ZAAKIR: I mean if the brothers are getting paid! The artists who made the songs should get a percentage out of that but unfortunately a lot of them are not because they don't have the publishing on it. But when the old school heads are not getting royalties off it, that shit is sad. These brothers put their heart into stuff like that and they made something. Hip-Hop is from those brothers who started it in New York. Hip-Hop is in Australia now. It's bad for labels to put out stuff where these brothers don't see a dime from it. I like it just on the strength that all these so called hip-hop heads can get finally get a feeling of what it was really like back then, myself included I pick it up without a doubt. I definitely think it should be something to where the brothers can be compensated for the things that they did. If you're not going to respect them, you don't need to be in this, you don't have to be around. You gotta respect them. Redman, Wu-Tang and all them kids are dope and they are definitely on top but you can't say Redman can fade Flash, DJ Hollywood, Theodore and Bambatta. You can't fade them kids. Hip-Hop is universal and it started in one place and migrated around the world. That was them brothers out there doing that!
BEVAN: Yeah there are a lot of upcoming rappers in Australia
ZAAKIR: I mean.. I think that's everywhere. It's got to the point now where a lot of MC's are just putting their stuff out on their own. We are re tired of just going through the normal "give me the demo" and going through all the BULLSHIT about "this is not what we're looking for can we hear another song". I mean brothers are tired of that, times is too hard and times is too short for brothers to keep on sitting over there catering for people who don't really understand this music. Put your own thing out and make it happen like that then you don't have to adjust to them they gotta adjust to you.

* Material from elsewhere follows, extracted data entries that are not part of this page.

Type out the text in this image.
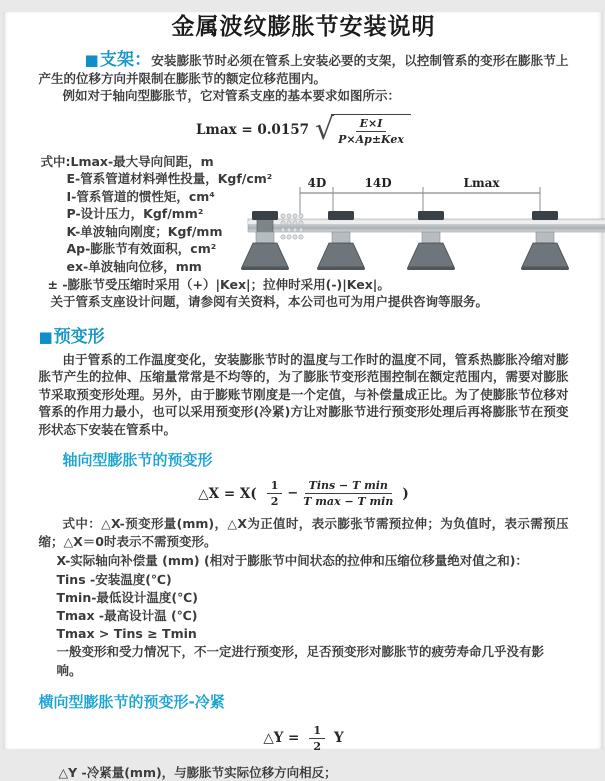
金属波纹膨胀节安装说明

■支架：安装膨胀节时必须在管系上安装必要的支架，以控制管系的变形在膨胀节上产生的位移方向并限制在膨胀节的额定位移范围内。

例如对于轴向型膨胀节，它对管系支座的基本要求如图所示：

Lmax = 0.0157 √
$\frac{E\times I}{\text{P×Ap±Kex}}$
式中:Lmax-最大导向间距，m
E-管系管道材料弹性投量，Kgf/cm²
I-管系管道的惯性矩，cm⁴
P-设计压力，Kgf/mm²
K-单波轴向刚度；Kgf/mm
Ap-膨胀节有效面积，cm²
ex-单波轴向位移，mm
± -膨胀节受压缩时采用（+）|Kex|；拉伸时采用(-)|Kex|。
关于管系支座设计问题，请参阅有关资料，本公司也可为用户提供咨询等服务。
4D	14D	Lmax
■预变形

由于管系的工作温度变化，安装膨胀节时的温度与工作时的温度不同，管系热膨胀冷缩对膨胀节产生的拉伸、压缩量常常是不均等的，为了膨胀节变形范围控制在额定范围内，需要对膨胀节采取预变形处理。另外，由于膨账节刚度是一个定值，与补偿量成正比。为了使膨胀节位移对管系的作用力最小，也可以采用预变形(冷紧)方让对膨胀节进行预变形处理后再将膨胀节在预变形状态下安装在管系中。

轴向型膨胀节的预变形
△X = $X( \frac{1}{2} - \frac{\text{Tins − T min}}{\text{T max − T min}}$ )

式中：△X-预变形量(mm)，△X为正值时，表示膨张节需预拉伸；为负值时，表示需预压缩；△X＝0时表示不需预变形。

X-实际轴向补偿量 (mm) (相对于膨胀节中间状态的拉伸和压缩位移量绝对值之和)：
Tins -安装温度(℃)
Tmin-最低设计温度(℃)
Tmax -最高设计温 (℃)
Tmax > Tins ≥ Tmin
一般变形和受力情况下，不一定进行预变形，足否预变形对膨胀节的疲劳寿命几乎没有影响。
横向型膨胀节的预变形-冷紧
△Y = $\frac{1}{2}$ Y
△Y -冷紧量(mm)，与膨胀节实际位移方向相反；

BEVAN: Tell me a bit about the West Coast underground and the new west coast artists you think will be shining in a few months.
Right now the underground out here is getting better than what it was because
a lot more MC's are coming out thinking business minded. At first it was like
I want to put this record out with this video and get these women. Now brothers
are looking like this is my lively hood, I gotta put all I got into this and
make it worthwhile. As far as MC's coming up there's Jurassic 5, Abstract Rude,
Ras Kass. You gonna have some people coming out... some new people who you ain't
heard of that are going to come out and try to set stuff off for the years to
come and hopefully after us there will be some more people coming in to keep
it in heart of what rap really is instead of thinking it's about shooting kids,
making money and all that other shit.
BEVAN: What's the album called, When is it dropping and when it does drop can we expect more of that old school flavour or are you going to be experimenting with different styles?
ZAAKIR: As far as the name of the album it's tentative, we haven't come up with a title for it just yet. Definitely be looking for it this year, hopefully it will be out by the summer. As far as what we're expecting to do... you're not gonna have twelve songs that sound like Unified Rebelution. Actually I think that's a misconception a lot of people have, that with this old school thing can't nothing else come out. We definitely have some other stuff but we wont take it to the extreme where we're gonna have too many flavours on the album to where an audience can't grasp it. We definitly want to have different things to make people cling to us. But then if you try to be a little too experimental, sometimes it backfires in your face. It will be something where everybody can sit and definitely say this is cool. I don't think it will be "Damn it's too much old school" or "Damn it's too much new school". It's just gonna definitely be from the heart, strictly from the heart.